Microsoft Agrees to Help Europeans Pick a Browser
E-Commerce Times discusses the European Commissions antitrust case against Microsoft with Wayne Crews.
"Microsoft never had any power to prevent choice at all," Wayne Crews, vice president for policy and director of technology studies with the Competitive Enterprise Institute, told the E-Commerce Times. "The whole thing was based on the pretense that Microsoft could stop competition and consumer choice."
When discipline is provided competitively, a company like Microsoft "has upstream suppliers, downstream partners, Wall Street, the global investment community, advertisers, consumers and new technologies arrayed entirely against it when it misbehaves," said Crews.

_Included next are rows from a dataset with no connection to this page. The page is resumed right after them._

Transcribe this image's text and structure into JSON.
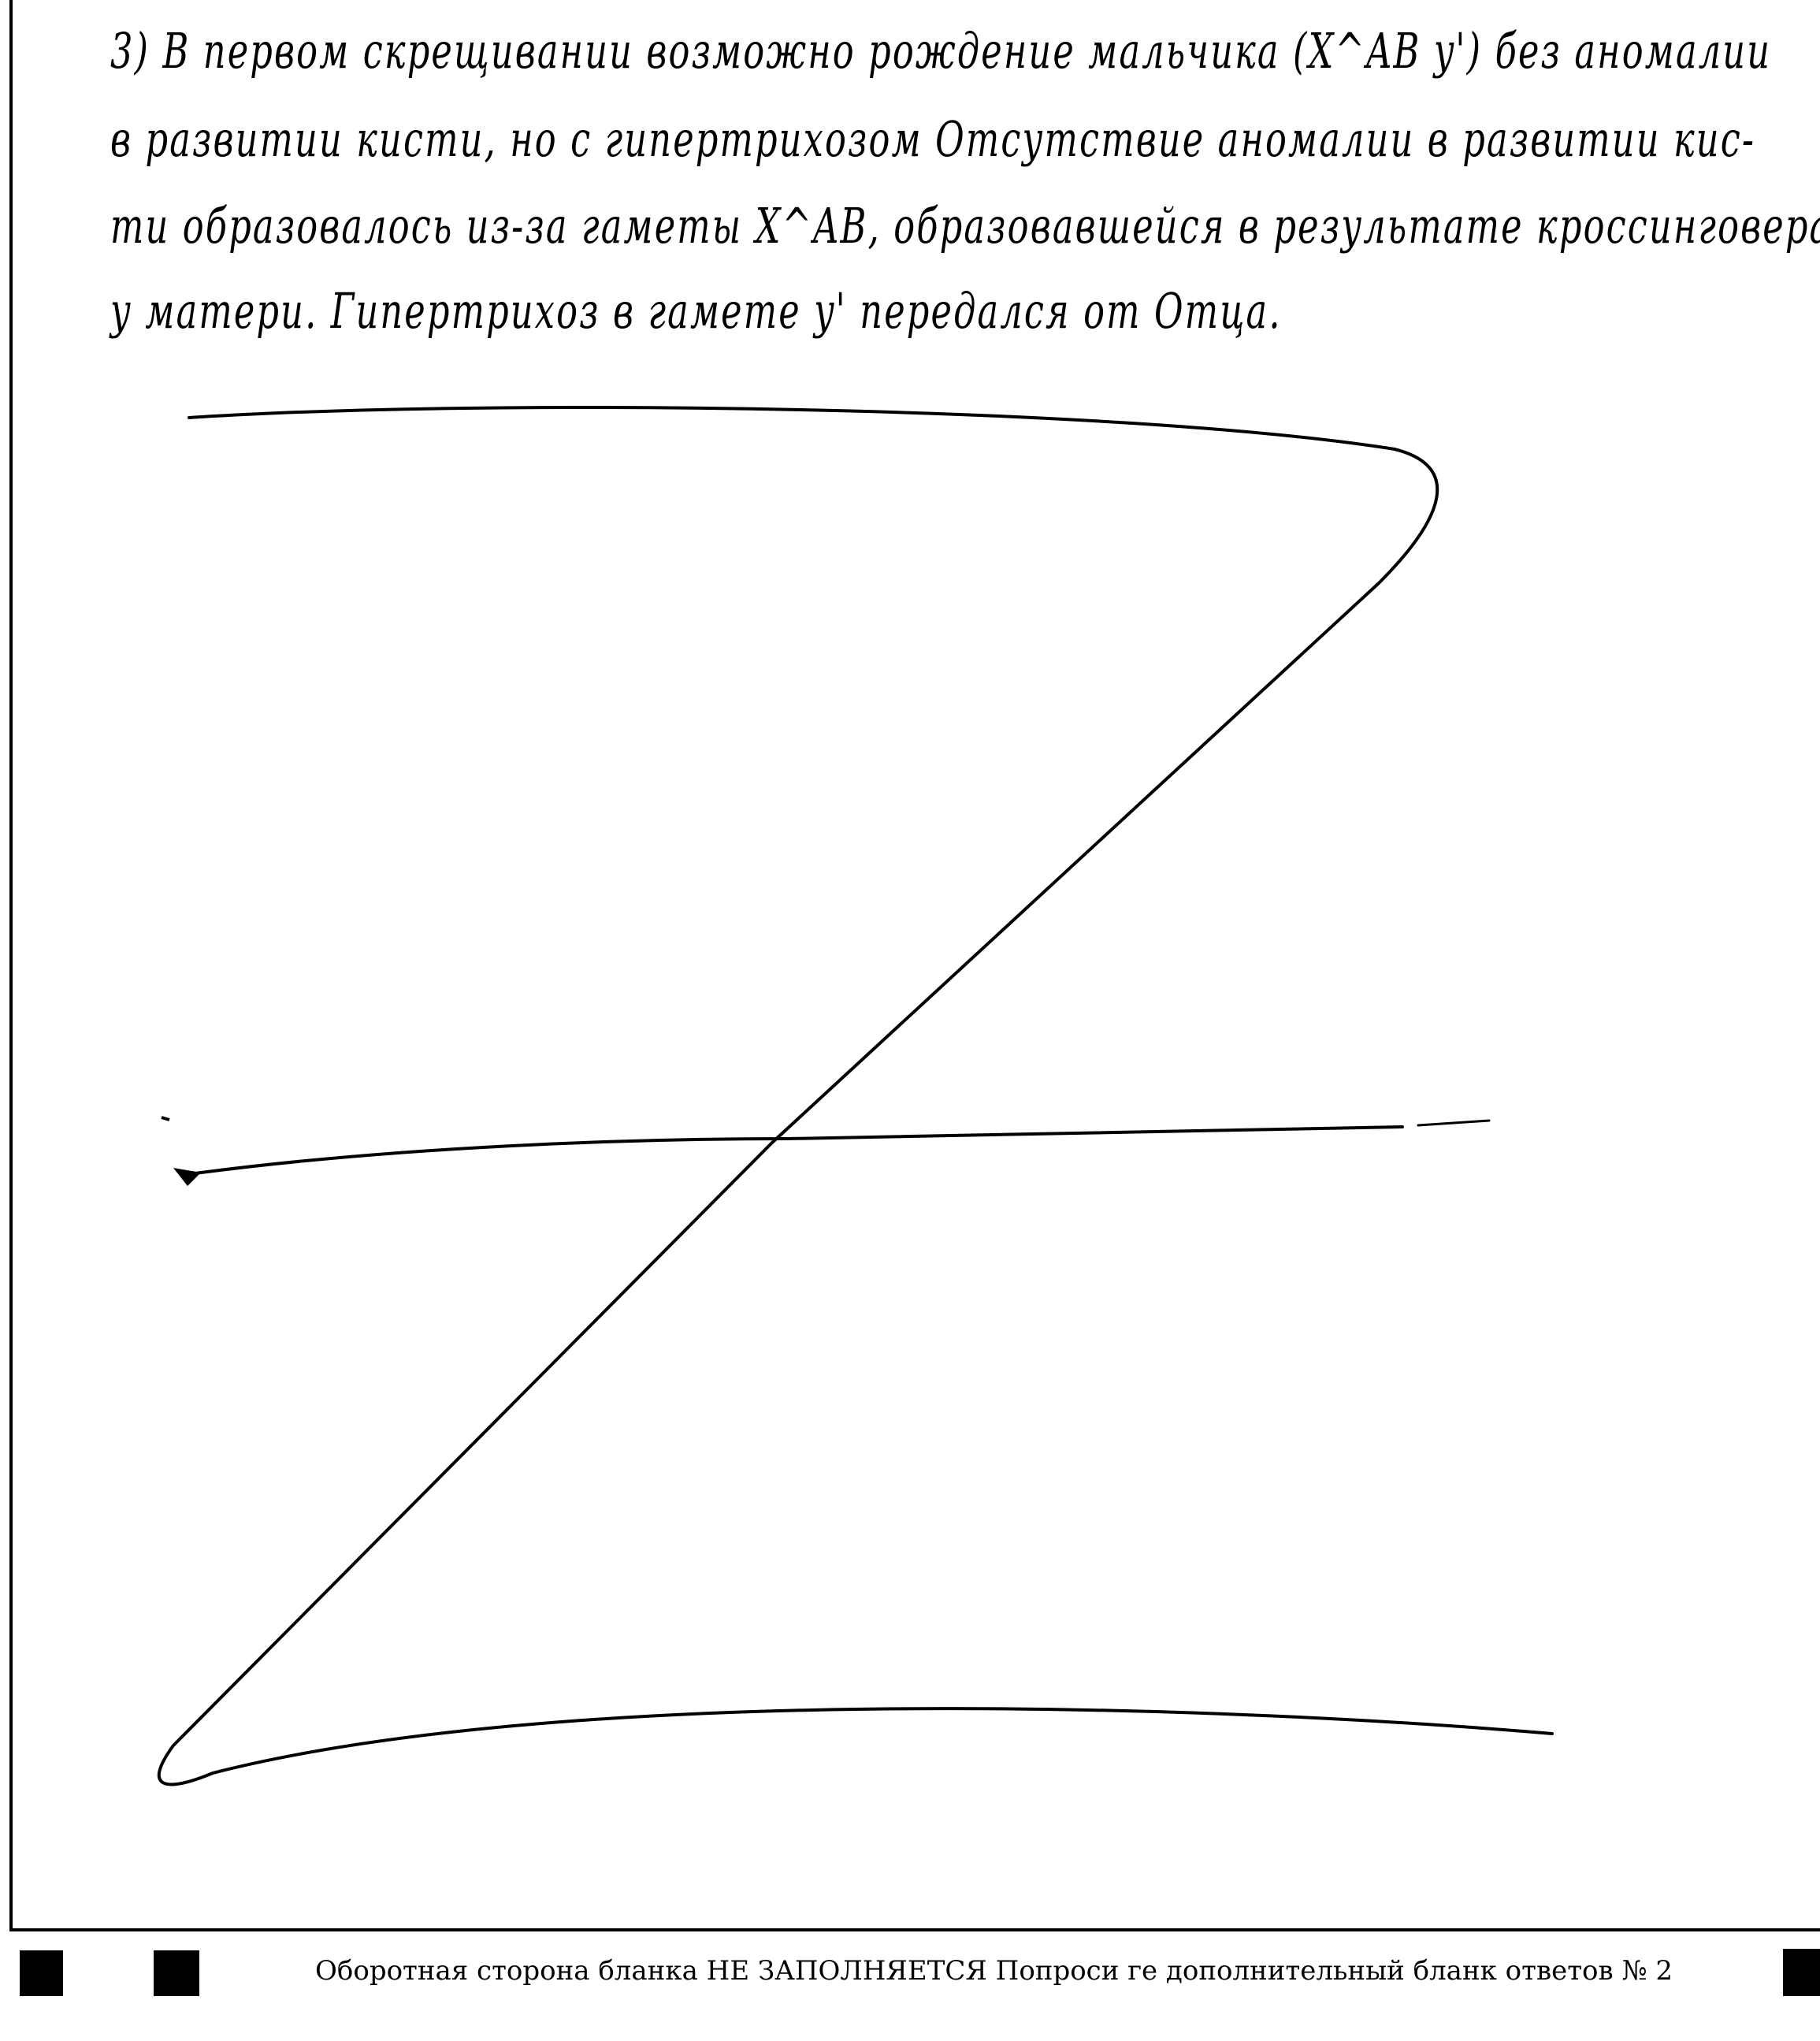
{
  "answer": {
    "lines": [
      "3) В первом скрещивании возможно рождение мальчика (X^AB y') без аномалии",
      "в развитии кисти, но с гипертрихозом Отсутствие аномалии в развитии кис-",
      "ти образовалось из-за гаметы X^AB, образовавшейся в результате кроссинговера",
      "у матери. Гипертрихоз в гамете y' передался от Отца."
    ]
  },
  "footer": {
    "note": "Оборотная сторона бланка НЕ ЗАПОЛНЯЕТСЯ  Попроси ге дополнительный бланк ответов № 2"
  }
}
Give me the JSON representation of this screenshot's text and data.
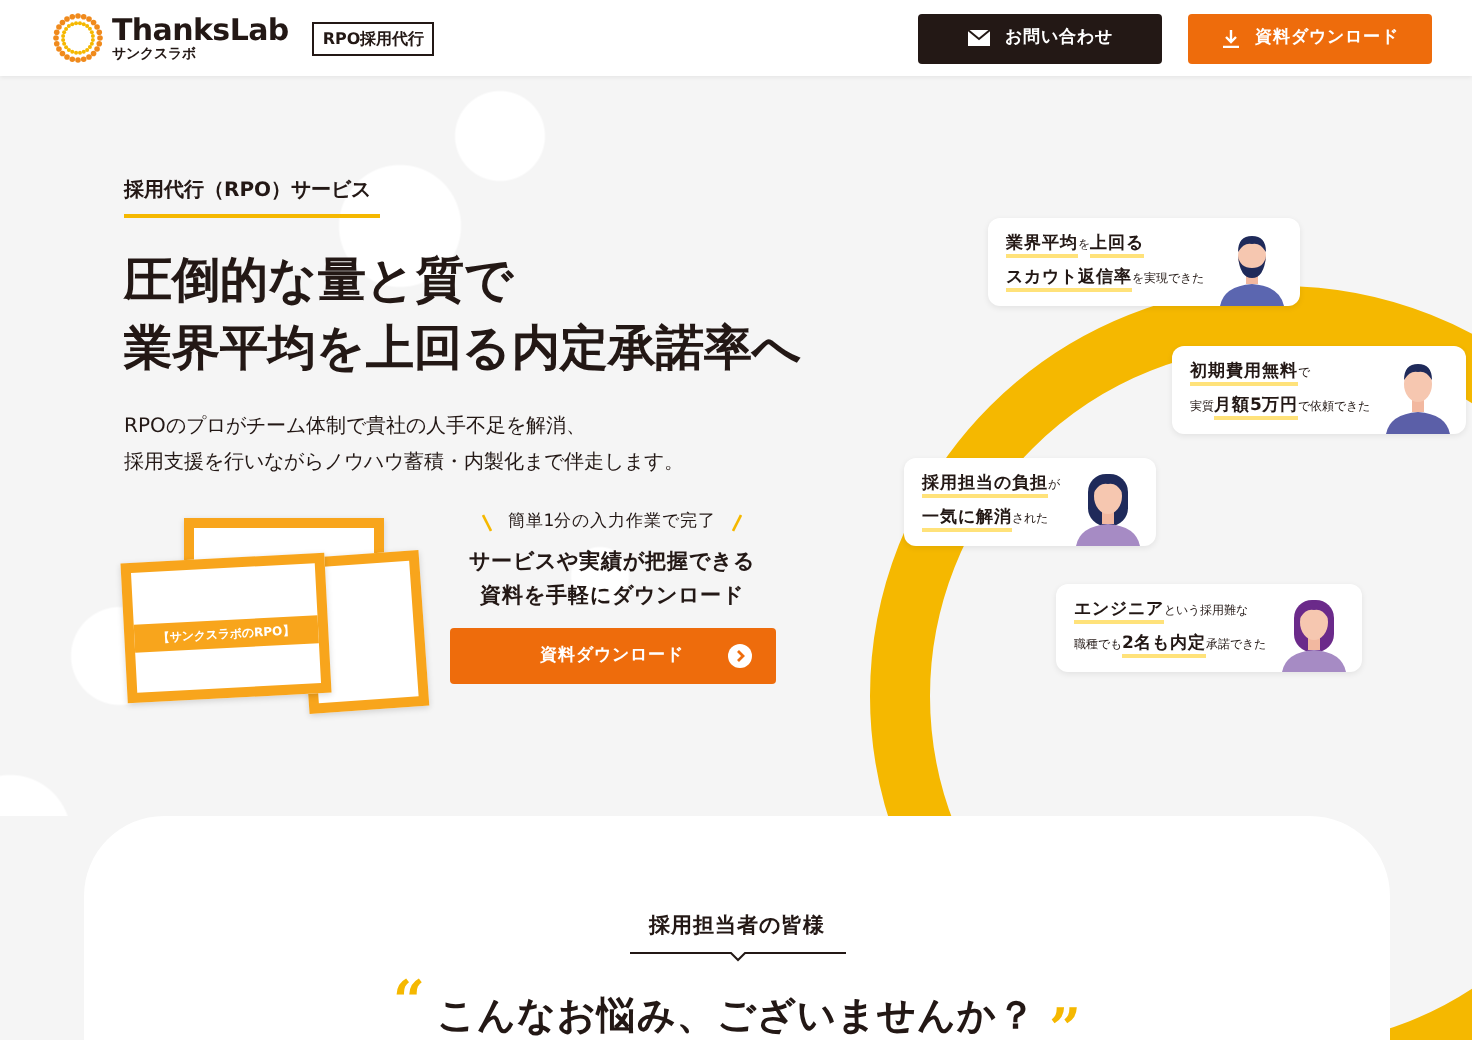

"In that kind of climate, Microsoft never had the ability to prevent anyone from choosing a browser any more than it does to prevent you from choosing any other software," he pointed out.
The Internet "is rampant with choice," he added, so "I don't think these authorities had any kind of proconsumer role to play."
Rather, "it's competitors who are always bringing these suits," he said, and later, they inevitably "find out they're in the crosshairs too."
ltimately, antitrust should be a resource only for consumers, Crews opined, suggesting "a great reform would be to deny [competitors] standing."
Other companies are "making themselves more vulnerable to political predation by their endorsement of this action against Microsoft," maintained Crews. In other words, "by going along with this kind of suit, they asked for it."